Страшно знакомый смех, он пенится бурой накипью, запекшейся кровью, смех встряхивает реальность, как бродяга — стаканчик с игральными костями; самозабвенное веселье безумца за шаг до вечности.

Они все здесь повредились рассудком… все!

По плечу хлопает узкая ладонь. Это Баркук, султан Баркук: незаметно подойдя сзади, он ухмыляется и тычет пальцем перед собой.

— Я же сказал тебе, брат моего отца: поднять руку на чужого владыку — грех больший, нежели изнасиловать собственную мать. А ты не верил… Этому молодцу еще крупно повезло: он падет в честном поединке, искупив содеянное.

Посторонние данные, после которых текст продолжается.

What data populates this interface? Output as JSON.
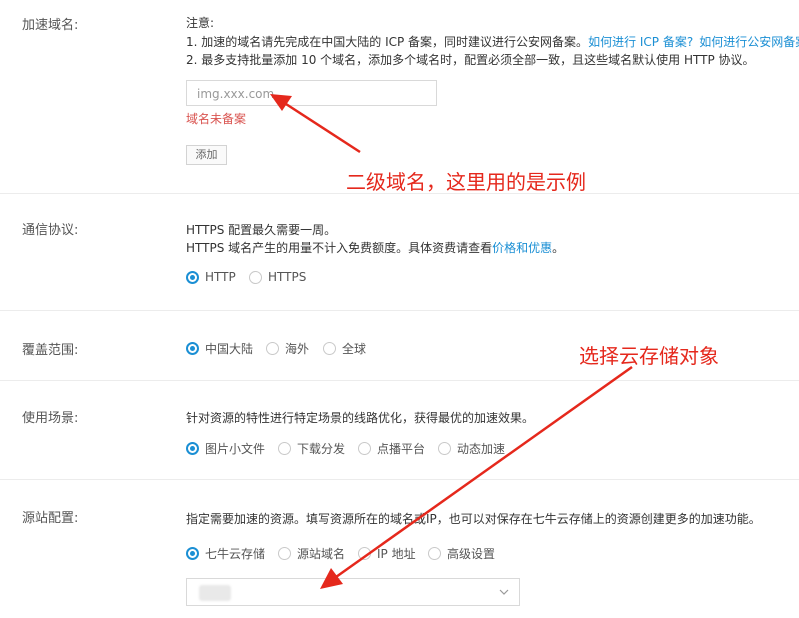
{
  "domain_section": {
    "label": "加速域名:",
    "note_title": "注意:",
    "note_line1_prefix": "1. 加速的域名请先完成在中国大陆的 ICP 备案，同时建议进行公安网备案。",
    "note_link1": "如何进行 ICP 备案?",
    "note_link2": "如何进行公安网备案?",
    "note_line2": "2. 最多支持批量添加 10 个域名，添加多个域名时，配置必须全部一致，且这些域名默认使用 HTTP 协议。",
    "input_value": "img.xxx.com",
    "error_text": "域名未备案",
    "add_button": "添加",
    "annotation": "二级域名，这里用的是示例"
  },
  "protocol_section": {
    "label": "通信协议:",
    "line1": "HTTPS 配置最久需要一周。",
    "line2_prefix": "HTTPS 域名产生的用量不计入免费额度。具体资费请查看",
    "line2_link": "价格和优惠",
    "line2_suffix": "。",
    "options": [
      "HTTP",
      "HTTPS"
    ],
    "selected": "HTTP"
  },
  "coverage_section": {
    "label": "覆盖范围:",
    "options": [
      "中国大陆",
      "海外",
      "全球"
    ],
    "selected": "中国大陆",
    "annotation": "选择云存储对象"
  },
  "scenario_section": {
    "label": "使用场景:",
    "description": "针对资源的特性进行特定场景的线路优化，获得最优的加速效果。",
    "options": [
      "图片小文件",
      "下载分发",
      "点播平台",
      "动态加速"
    ],
    "selected": "图片小文件"
  },
  "origin_section": {
    "label": "源站配置:",
    "description": "指定需要加速的资源。填写资源所在的域名或IP，也可以对保存在七牛云存储上的资源创建更多的加速功能。",
    "options": [
      "七牛云存储",
      "源站域名",
      "IP 地址",
      "高级设置"
    ],
    "selected": "七牛云存储",
    "select_icon": "chevron-down-icon"
  },
  "colors": {
    "accent": "#1b8fd4",
    "annotation": "#e5281c",
    "error": "#d9534f"
  }
}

Ты явился полюбоваться, брат моего отца?

Смех вторит сказанному; вторит эхом, отголосками запредельности.

И утки крякают в камышах.

2

Две дюжины вооруженных хургов угрюмо столпились на берегу.

Папаха каждого — из черного каракуля в мелких завитках.

— Я… прошу… крови…

Перед хургами — копейное древко бунчука вонзилось в землю, и лошадиный хвост слабо шевелится от ласки ветра. В двух локтях за бунчуком — мертвец в кольчатом доспехе, разрубленный от ключицы до пояса; поодаль лежит еще один труп, без головы. Голова в папахе из черного каракуля откатилась почти к границе воды, и любопытный рачок щипает клешней странную штуку.

Между убитыми, шатаясь, стоит молодой боец с тяжелой секирой в руках. Рубаха из белого карбоса-хлопчатки заправлена с напуском в короткие, до колен штаны; поверх шерстяных чулок натянуты щегольские сапожки, вышитые по голенищам мелким бисером. Правый рукав изрядно подтекает багрянцем, и еще ухо — оно висит на полоске кожи, страшной серьгой касаясь плеча. Боец смеется взахлеб, берет ухо за мочку и коротко дергает. После чего отшвыривает кусок собственной плоти прочь, и бывшее ухо шлепается в прибрежную грязь.

Хургов передергивает от этого смеха, но крайний воин с саблей наголо уже идет к одноухому.

Мягко, вкрадчиво… убивать идет.

Или умирать.

— Ар-Раффаль, — говорит султан Баркук, и, видя непонимание на лице Абу-т-Тайиба, уточняет. — Это парни секиру его так прозвали. Ар-Раффаль, «Улыбка Вечности». Думаю, еще троим улыбнется, по меньшей мере — пока они его завалят. Давай об заклад биться: на каком однополчанине наш бешеный Утба кончится? Я говорю, что еще трое; а ты?

Абу-т-Тайиб сглатывает горькую слюну. Он только что узнал бойца в белой рубахе. Это его удары едва не прикончили поэта в свалке близ крепости, это над ним шах Кабира бился с хургами, шалея от бессмыслицы происходящего, не давая своим прикончить своего. Что, шах, значит, все зря? Там не добили, здесь довершат? Бьемся об заклад, Баркук? — я говорю, что он умрет, так или иначе, сейчас или позже, на пятом или шестом противнике, но умрет!